Friday, July 9, 2010

The California Bar Exam, Part 3

(Monday, The Exam. Tuesday, Epilogue)

The earliest we could see the pediatric neurosurgeon was the first day of the bar exam. Without even asking my opinion (thankfully), my then-husband told me that I should still take the bar exam as planned because my being at the neurosurgeon wasn't going to change anything he might have to tell us that day.

Somehow, I managed to keep it together. I had yet to mourn my mom, my son was being evaluated for a deformity in his skull which could impact the growth of his brain, and my then-husband told me that he refused to talk to me (literally would not talk to me) because he was afraid that I was going to beg him to go back to Texas. A breakdown was in due order, but it was going to have to wait until after the bar.

I had heard that the bar graders were merely looking for key words, so I had my key words committed to memory. I have a photographic memory, so I could picture the words on the pages. I'm not sure that what I learned necessarily made any sense, or that I would actually be able to use all those legal concepts I was reviewing, but I could spit out hundreds upon hundreds of key words on cue.

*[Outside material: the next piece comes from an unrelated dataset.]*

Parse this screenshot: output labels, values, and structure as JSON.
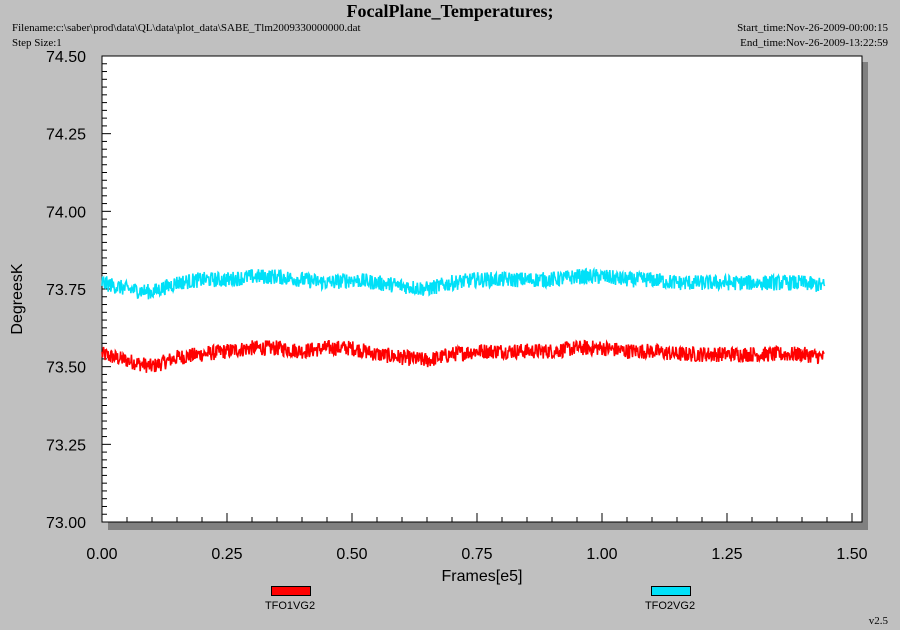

I flew into San Jose and then drove to San Mateo. That was really the first time I truly felt the absence of my mom. She would have been on pins and needles waiting for me to call and tell her that I had made it to the hotel okay. But as it was, there was nobody that needed me to call them to tell them that I had arrived. My heart was incredibly heavy as I checked in at the front desk until the clerk told me that I had a delivery. My aunt had sent me some flowers.

The hotel and the diner where I was staying were left over from the 50s, untouched by any decor renovations. It was awesome. [It is now a retirement home, but the picture above is of the pool.]

I decided to review my notes out by the pool - except that everyone else staying at the hotel was also taking the bar exam and was out by the pool. I expected frenzied conversations and palpable stress around the pool, but that wasn't the case at all. Many of the people knew each other and they were just hanging around being mellow, swimming. This (1) stressed me out - either they were way more prepared than I was, or they were part of the 50% that was not going to pass, and (2) made me realize how much I love California.

Later, I moved to the diner attached to the motel. I had the place to myself - at least free of other test takers. There were some locals, and a kind waitress with a red hair beehive (also the real thing, straight from the 50s). The waitress asked me if I was taking the bar. I told her that I was, and she said, "Good for you girl." That made my day - a sort of sister solidarity thing.

Later that evening, I went on a search for Power Bars to take to the bar exam for lunch, read over my notes one last time, drove to the convention center so that I knew where I was going, and double checked the alarm clock. Tomorrow was the big day - my son was going to the pediatric neurosurgeon and it was the first day of the California bar exam.

1 comment:

  1. Then-Husband making you take exam anyway = +1
    Then-Husband not speaking to you = -1
    Flower Sending Aunt = +LOTS

    I don't think I can wait until Tuesday to finish this story! I at least know your son was okay though, so that's good.